O preço das ações, aliás, reflete a desconfiança: os papéis acumulam queda de 96% desde a revelação das fraudes e seguem próximos das mínimas históricas. A empresa vale hoje R$ 3,8 bilhões na B3.

No segundo trimestre deste ano, os prêmios emitidos pelo IRB caíram 6% em relação ao mesmo período de 2024 — uma melhora frente ao primeiro trimestre, quando o recuo foi de 13%.
A empresa encerrou ou deixou expirar contratos não lucrativos e vem repetindo o mantra: só crescerá se encontrar contratos rentáveis. Também espera retomar participação no segmento de seguros de vida.
O maior gatilho para a ação, porém, pode estar nos dividendos. Suspensos desde o escândalo, eles devem voltar em 2026. Na teleconferência do 2º trimestre, Falcão afirmou que o IRB pretende ser novamente um pagador relevante, e uma nova política de dividendos pode ser apresentada já no próximo trimestre.
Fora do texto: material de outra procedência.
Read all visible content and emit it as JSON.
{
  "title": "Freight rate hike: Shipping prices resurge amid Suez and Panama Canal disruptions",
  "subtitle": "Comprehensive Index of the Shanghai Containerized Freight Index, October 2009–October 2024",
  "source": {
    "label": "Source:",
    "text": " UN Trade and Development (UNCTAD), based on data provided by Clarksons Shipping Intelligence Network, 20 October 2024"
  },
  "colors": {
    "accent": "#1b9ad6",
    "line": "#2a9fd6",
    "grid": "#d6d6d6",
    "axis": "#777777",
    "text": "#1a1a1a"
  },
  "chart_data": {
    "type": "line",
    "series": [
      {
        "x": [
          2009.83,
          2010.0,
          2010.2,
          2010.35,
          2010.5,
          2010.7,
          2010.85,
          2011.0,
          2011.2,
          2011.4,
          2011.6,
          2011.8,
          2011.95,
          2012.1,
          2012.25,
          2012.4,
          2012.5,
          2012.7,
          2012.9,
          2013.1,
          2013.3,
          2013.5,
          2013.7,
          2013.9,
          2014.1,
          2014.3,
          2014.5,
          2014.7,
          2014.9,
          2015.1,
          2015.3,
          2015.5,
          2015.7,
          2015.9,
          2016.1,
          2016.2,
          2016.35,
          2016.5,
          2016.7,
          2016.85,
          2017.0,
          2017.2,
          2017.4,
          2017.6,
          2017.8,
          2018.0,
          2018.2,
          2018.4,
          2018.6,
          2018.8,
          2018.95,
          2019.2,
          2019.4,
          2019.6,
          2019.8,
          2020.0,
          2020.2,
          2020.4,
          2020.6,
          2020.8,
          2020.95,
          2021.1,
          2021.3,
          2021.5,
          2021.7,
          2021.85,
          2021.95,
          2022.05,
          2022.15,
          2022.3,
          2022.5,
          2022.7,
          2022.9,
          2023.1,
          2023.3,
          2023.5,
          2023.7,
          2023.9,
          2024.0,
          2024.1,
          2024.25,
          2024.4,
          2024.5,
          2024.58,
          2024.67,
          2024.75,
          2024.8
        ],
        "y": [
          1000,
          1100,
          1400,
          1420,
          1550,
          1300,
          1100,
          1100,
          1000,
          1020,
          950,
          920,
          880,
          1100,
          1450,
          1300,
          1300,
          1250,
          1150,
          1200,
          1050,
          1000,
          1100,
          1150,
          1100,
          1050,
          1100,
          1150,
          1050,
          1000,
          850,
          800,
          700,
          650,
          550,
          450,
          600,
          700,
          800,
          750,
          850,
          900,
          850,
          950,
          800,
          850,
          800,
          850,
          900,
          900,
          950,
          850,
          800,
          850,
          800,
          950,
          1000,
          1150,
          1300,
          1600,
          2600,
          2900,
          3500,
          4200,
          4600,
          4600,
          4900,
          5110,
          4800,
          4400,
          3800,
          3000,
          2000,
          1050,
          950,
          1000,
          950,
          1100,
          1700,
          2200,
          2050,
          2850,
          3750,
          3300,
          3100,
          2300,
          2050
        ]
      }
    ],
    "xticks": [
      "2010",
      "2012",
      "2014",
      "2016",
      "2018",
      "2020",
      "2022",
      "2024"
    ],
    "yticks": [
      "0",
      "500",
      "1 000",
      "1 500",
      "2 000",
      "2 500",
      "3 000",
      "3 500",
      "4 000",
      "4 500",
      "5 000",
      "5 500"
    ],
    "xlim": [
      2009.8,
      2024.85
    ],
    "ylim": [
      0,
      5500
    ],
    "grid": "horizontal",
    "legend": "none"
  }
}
A reportagem do Seu Dinheiro procurou o IRB, mas a companhia não quis dar entrevista.
A estratégia de 2024 foi concentrar operações no Brasil — “um mercado onde somos líderes e que conhecemos profundamente”, segundo a companhia.
Agora, o IRB volta a mirar o mercado internacional, em busca de margens semelhantes às conquistadas localmente. Para isso, investe em treinamento de equipes, melhoria de processos e práticas de governança globais.
Mas o movimento não é consenso no mercado. Isso porque o escândalo encolheu a operação e o quadro de pessoal, e ainda há dúvidas sobre a capacidade de execução.
A empresa diminuiu de tamanho, perdeu pessoas. Agora ainda está em processo de normalização. Quanto a investir, depende do valuation. Hoje temos uma posição pequena nos portfólios, mas isso pode mudar de um dia para o outro”, disse um gestor.
Em um relatório recente, os analistas do J.P. Morgan também se mostraram cautelosos com o IRB:
“Estamos vendo o mercado interno encolher (-15%) versus uma expansão internacional (+36%), uma combinação mais arriscada. Na nossa visão, o potencial de lucro dos negócios no exterior ainda não está claro.”